Estimating priors
by: Kevin Broløs and Emil Larsen
(Feyn version 3.0 or newer)
Let's show you how to estimate and update the priors before sampling models.
When using Auto Run, the default behaviour is to estimate the priors by using the function feyn.tools.estimate_priors
.
This provides an efficient means of initial feature selection, and will increase predictive performance and reduce time to convergence of the QLattice
in a majority of cases. It works particularly well for wide data sets with many inputs.
Example
Here's an example on how to use estimate_priors
before manually sampling models from a QLattice
to get a similar effect:
import feyn
from feyn.datasets import make_classification
ql = feyn.QLattice()
train, test = make_classification(random_state=42)
output_name = "y"
priors = feyn.tools.estimate_priors(train, output_name, floor=0.1)
ql.update_priors(priors)
new_sample = ql.sample_models(
train,
output_name,
'classification'
)
Note that while this example stops at sampling, you only need to estimate the priors once if you're running a sample-fit-update loop as described in Using the primitives.

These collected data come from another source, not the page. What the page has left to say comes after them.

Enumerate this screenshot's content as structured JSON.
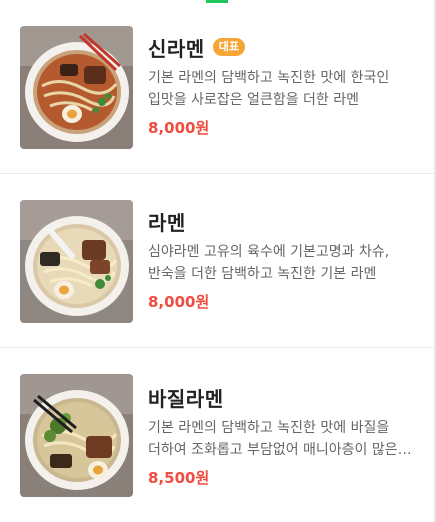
{
  "colors": {
    "accent_green": "#20c65c",
    "badge_bg": "#f6a637",
    "price": "#f24b3f",
    "title": "#222222",
    "description": "#666666"
  },
  "menu": {
    "items": [
      {
        "name": "신라멘",
        "badge": "대표",
        "description": "기본 라멘의 담백하고 녹진한 맛에 한국인 입맛을 사로잡은 얼큰함을 더한 라멘",
        "price": "8,000원",
        "image_icon": "ramen-photo"
      },
      {
        "name": "라멘",
        "description": "심야라멘 고유의 육수에 기본고명과 차슈, 반숙을 더한 담백하고 녹진한 기본 라멘",
        "price": "8,000원",
        "image_icon": "ramen-photo"
      },
      {
        "name": "바질라멘",
        "description": "기본 라멘의 담백하고 녹진한 맛에 바질을 더하여 조화롭고 부담없어 매니아층이 많은 라멘",
        "price": "8,500원",
        "image_icon": "ramen-photo"
      }
    ]
  }
}
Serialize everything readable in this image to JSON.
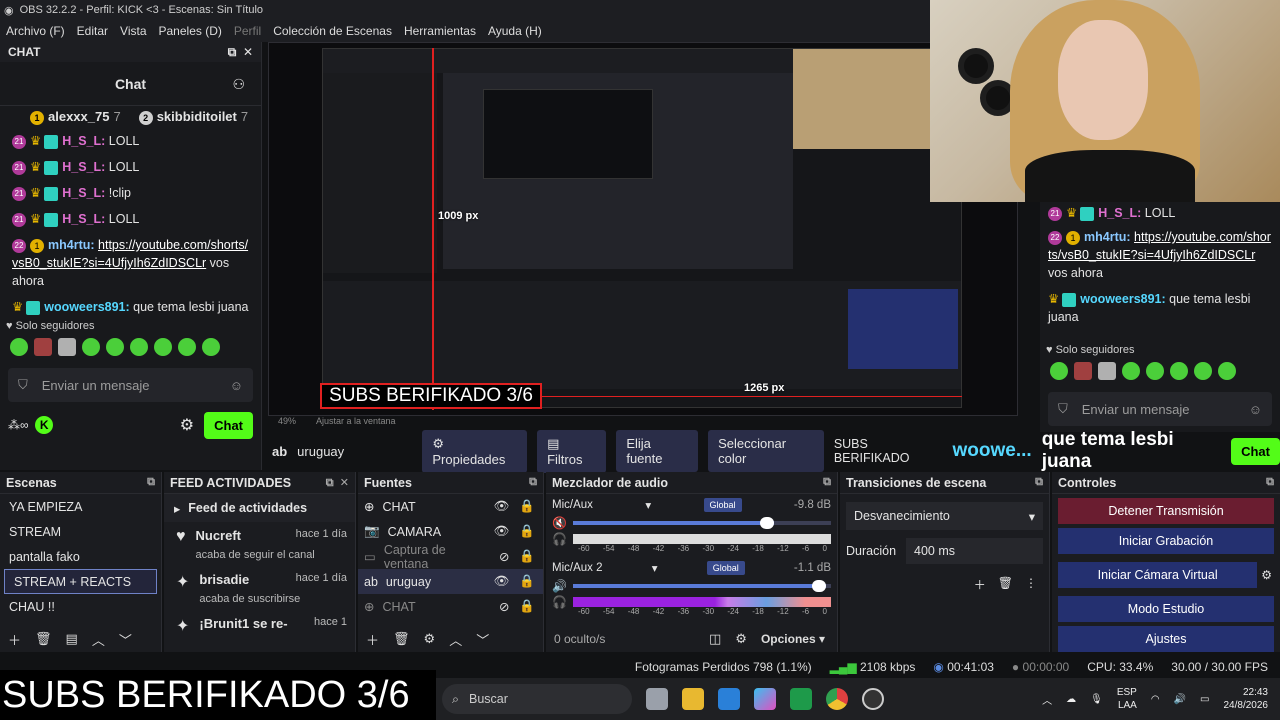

If we print out the value of the priors
variable, we get the following map of input names with their relative weights in the range [0, 1]:
{
'x0': 0.99,
'x1': 0.97,
'x2': 0.98,
'x3': 0.88,
'x4': 0.83,
'x5': 0.94,
'x6': 0.96,
'x7': 0.81,
'x8': 0.84,
'x9': 0.87,
'x10': 0.89,
'x11': 1.0,
'x12': 0.86,
'x13': 0.95,
'x14': 0.85,
'x15': 0.9299999999999999,
'x16': 0.92,
'x17': 0.8200000000000001,
'x18': 0.91,
'x19': 0.9
}
Higher values increases the initial likelihoods of sampling the corresponding input from the QLattice
. During training of the QLattice
the probability of sampling the different input variables will change as usual.
You don't have to use this particular prior estimation function. As shown in Updating priors, we can supply any priors we like - or none at all.
feyn.tools.estimate_priors
Parameters of data
The data the prior probabilities will be computed on.
Note: Make sure to only compute the priors based on the train set and not the entire data set. Otherwise information will leak from the test set and will bias the test error.
output_name
The name of the output (target) variable in the data set.
floor
Default: 0.1.
The minimum value permitted for any prior computed. If the computed prior of an input is below the floor
value, it will be clamped to the floor value.
Note: If you allow this floor to be 0, inputs with 0 probability will not appear in models sampled by the
QLattice
during training after Updating priors.